Martin Luther University Halle-Wittenberg

Jun. Prof. Dr. Mark Hall

About

Jun. Prof. Dr. Mark Hall studied Computer Science at the Alpen-Adria-Universtät Klagenfurt, Austria  (Bachelor 2005, Master 2005) and at Cardiff University, UK (PhD 2011). After that he worked as a postdoc at the UK National Archives (2010) and at the University of Sheffield (UK) (2011-13). 2013 he started as a Lecturer (2014 Senior Lecturer) for web-development at Edge Hiill University (UK). Since 2018 he is the Junior Professor for eHumanities in the Department for Computer Science at the Martin-Luther-Universität Halle-Wittenberg.

Research

Dr. Hall's research focuses on developing digital methods for opening up our cultural heritage beyond the traditional boundaries of academia. To this end he has undertaken research in a range of areas including browsing interfaces to information retrieval systems, overview visualisations of large text or meta-data data-sets, and natural language processing on historical text data, and social science interview data. He also retains an interest in automated processing of natural language from his PhD.

He enjoys the challenges and rewards of the kind of interdisciplinary work that is the hallmark of the digital humanities. In the past he has collaborated with researchers from the fields of history, geography, library sciences, museums, and the social sciences.

Selected Projects

  • Old Jokes Archive - An archive of jokes from the 19th and early 20th century, which develops new methods to automatically visualise jokes in order to make them accessible to modern audiences.
  • Museum Map - A novel interface to support novice users in exploring a digital cultural heritage collection.
  • Experiment Support System - Developed as part of the PROMISE EU project, it is a system for constructing online experiments (surveys, crowdsourcing, ...) that are both scientifically reliable and conform to data-protection and research ethics guidelines.
  • Paths    - The PATHS project focused on letting users develop their own stories and guides through large digital cultural heritage collections.

Selected Publications

  • Heather L. O’Brien, Paul Cairns, Mark Hall, A practical approach  to measuring user engagement with the refined user engagement scale  (UES) and new UES short form, International Journal of Human-Computer Studies, Volume 112, 2018, Pages 28-39, ISSN 1071-5819, https://doi.org/10.1016/j.ijhcs.2018.01.004.   
  • Ross  S. Purves, Paul Clough, Christopher B. Jones, Mark H. Hall, and Vanessa  Murdock. Geographic information retrieval: progress and challenges in  spatial search of text. Foundations and Trends® in Information Retrieval, 12(2-3):164–318, 2018. URL: http://dx.doi.org/10.1561/1500000034   , doi:10.1561/1500000034   .
  • David  Walsh, Mark Michael, Hall, Paul Clough, and Jonathan Foster. The ghost  in the museum website: investigating the general public's interactions  with museum websites. In TPDL'17. 2017.
  • Mark Michael Hall, Christopher B Jones, and Philip Smart. Spatial Natural Language Generation for Location Description in Photo Captions. In Sara Irina Fabrikant, Martin Raubal, Michela Bertolotto, Clare Davies, Scott Freundschuh, and Scott Bell, editors, Spatial Information Theory, volume 9368 of Lecture Notes in Computer Science, pages 196–223. Springer International Publishing, 2015. doi:10.1007/978-3-319-23374-1_10   .
  • Mark Michael Hall, Samuel Fernando, PaulD. Clough, Aitor Soroa, Eneko Agirre, and Mark Stevenson. Evaluating hierarchical organisation structures for exploring digital libraries. Information Retrieval, 17(4):351–379, 2014. URL: http://dx.doi.org/10.1007/s10791-014-9242-y   , doi:10.1007/s10791-014-9242-y   .
  • Mark Michael Hall. Explore the Stacks: A System for Exploration in Large Digital Libraries. In 2014 IEEE/ACM Joint Conference on Digital Libraries (JCDL). 2014.
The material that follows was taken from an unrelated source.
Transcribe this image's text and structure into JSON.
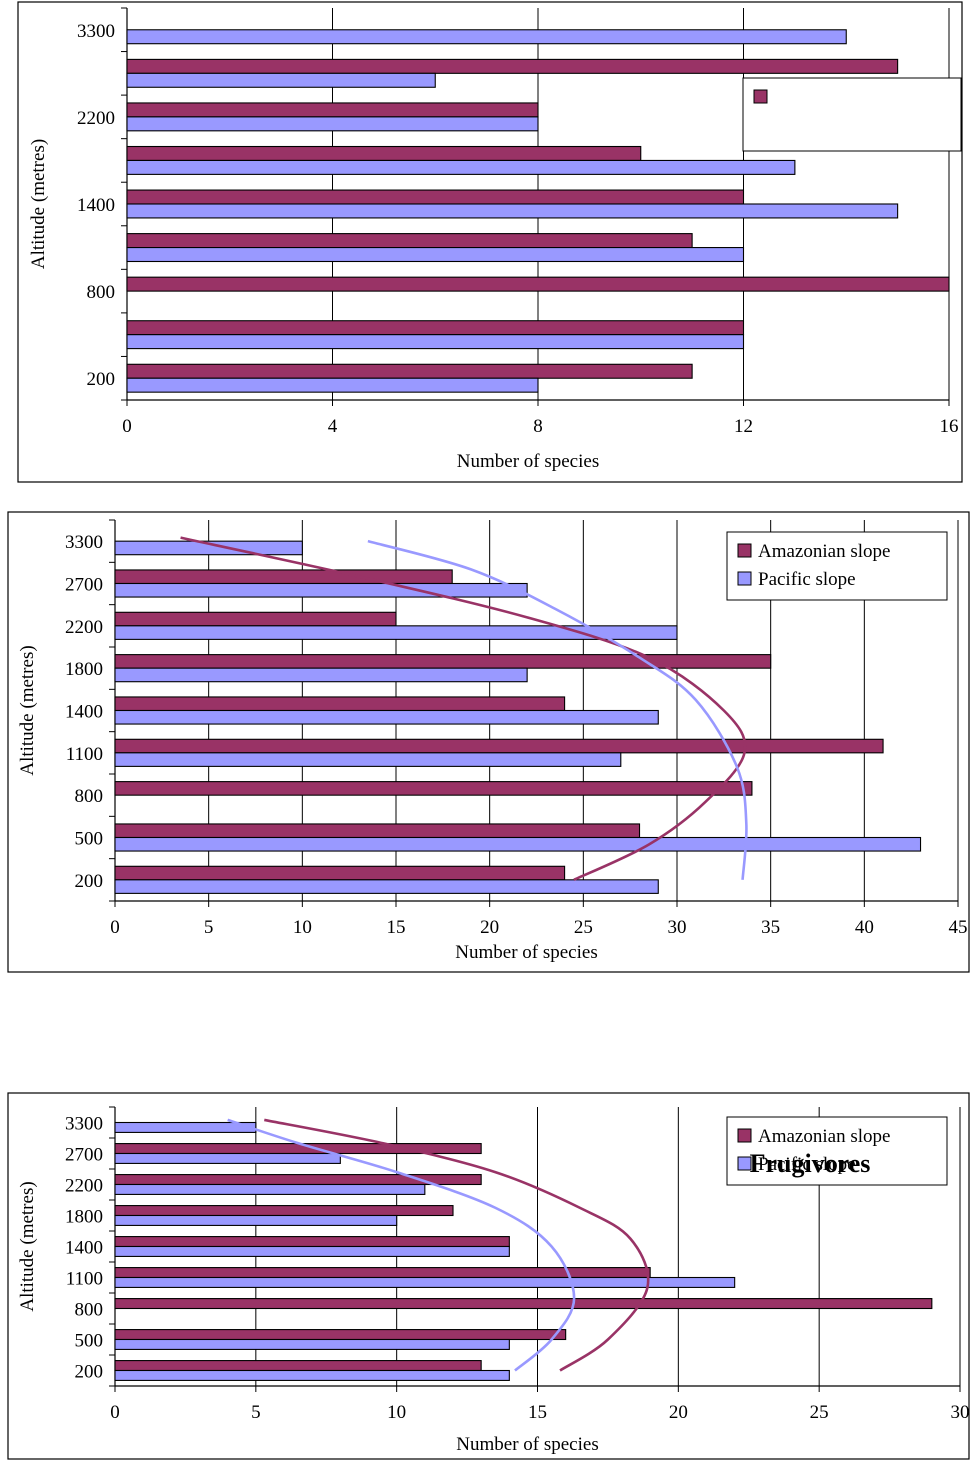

Full list of publications   

Teaching

Dr. Hall's teaching covers two primary areas:

  • eHumanities - focuses on introducing computer science students to work in the humanities, to the computational tools that exist to support that work, and to the question of how to successfully work collaboratively in such an interdisciplinary context.
  • Web Development - looks at core practical aspects of modern web development, but also at wider concepts such as user experience that heavily influence modern web design and development.

He is a big fan of lecture capture and of using tools to provide students with a more immersive, interactive, and fast-feedback learning environment. In the past he has developed custom virtual learning environments to teach programming and used automated testing tools to provide students with immediate feedback on their work.